User Prompt We would like to request you to examine a set of criteria that AI assistants should satisfy when responding to the user instruction below. Human judges will refer to these criteria to rate the assistants’ responses on how well they satisfy each criteria.
[The Start of Instructions]
Instructions
[The End of Instructions]
[The Start of Criteria]
Each criteria in the form "Name: Description", separated by a new line
[The End of Criteria]
Please review the provided list of criteria carefully. Identify criteria that are excessively broad. You should identify criteria that consider multiple, distinct aspects in the assistants’ responses. Focus on identifying criteria that measure dimensions that are independent and possibly unrelated. For the identified criteria, provide a comprehensive explanation about how these criteria may be excessively broad. Then, divide each identified criterion into a new set of criteria that are specific and mutually exclusive, meaning that they do not overlap.
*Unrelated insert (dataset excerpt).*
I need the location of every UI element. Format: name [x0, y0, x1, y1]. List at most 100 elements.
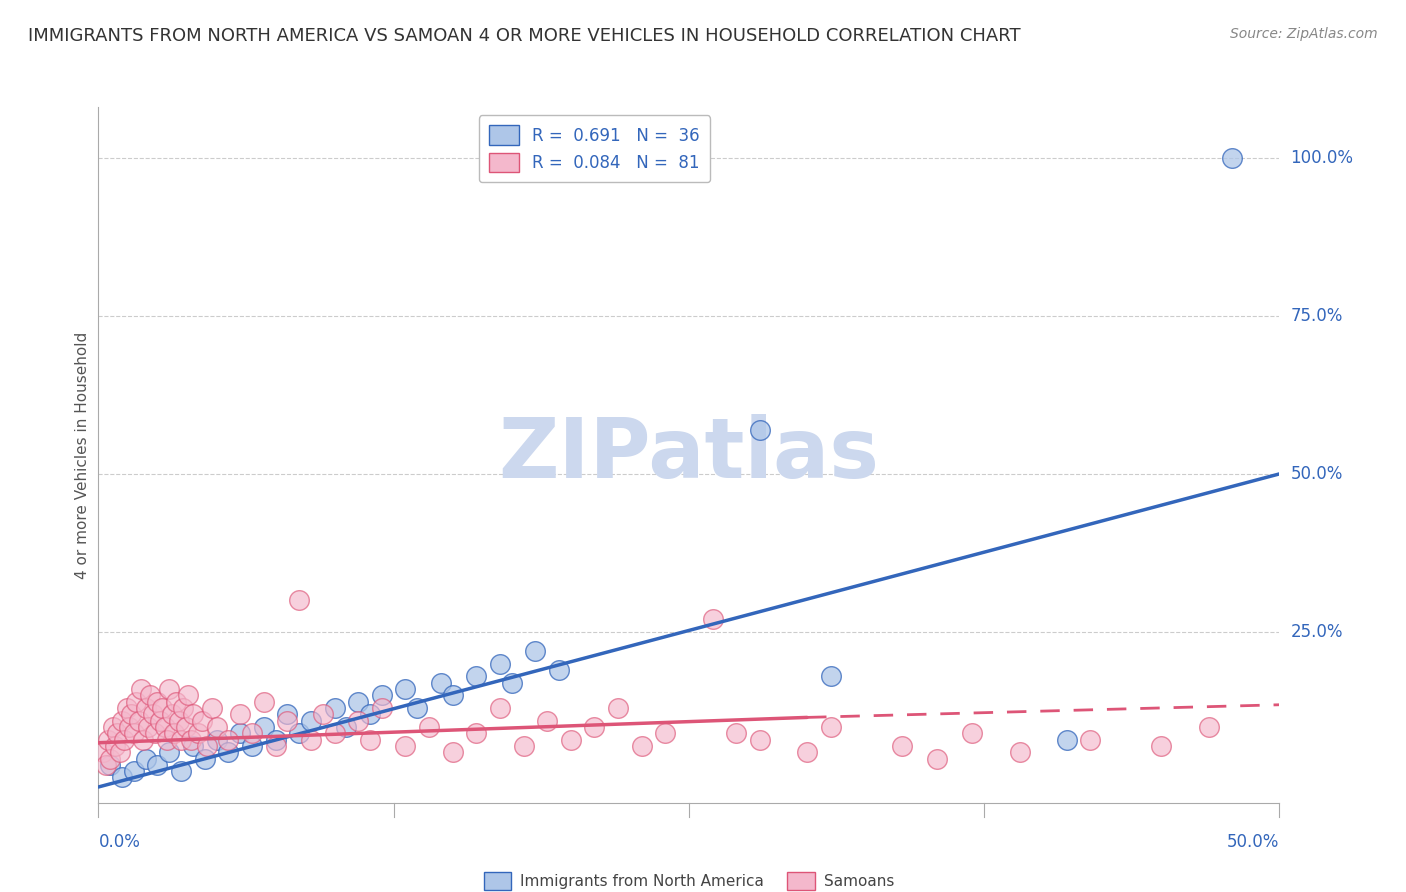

Ensure that these revised criteria have names that are concise and descriptions that are clear so that judges can precisely understand their meaning.
Finally, ONLY return the new criteria as a JSON object: {"results": [{"name": <name of new criterion>, "description": <description of new criterion>, "original_criteria": <original name of criterion that was divided>},...]}. Avoid including the criteria that were not excessively broad in this object. You may be unable to identify any broad criteria. If so, simply return an empty list: {"results": []}."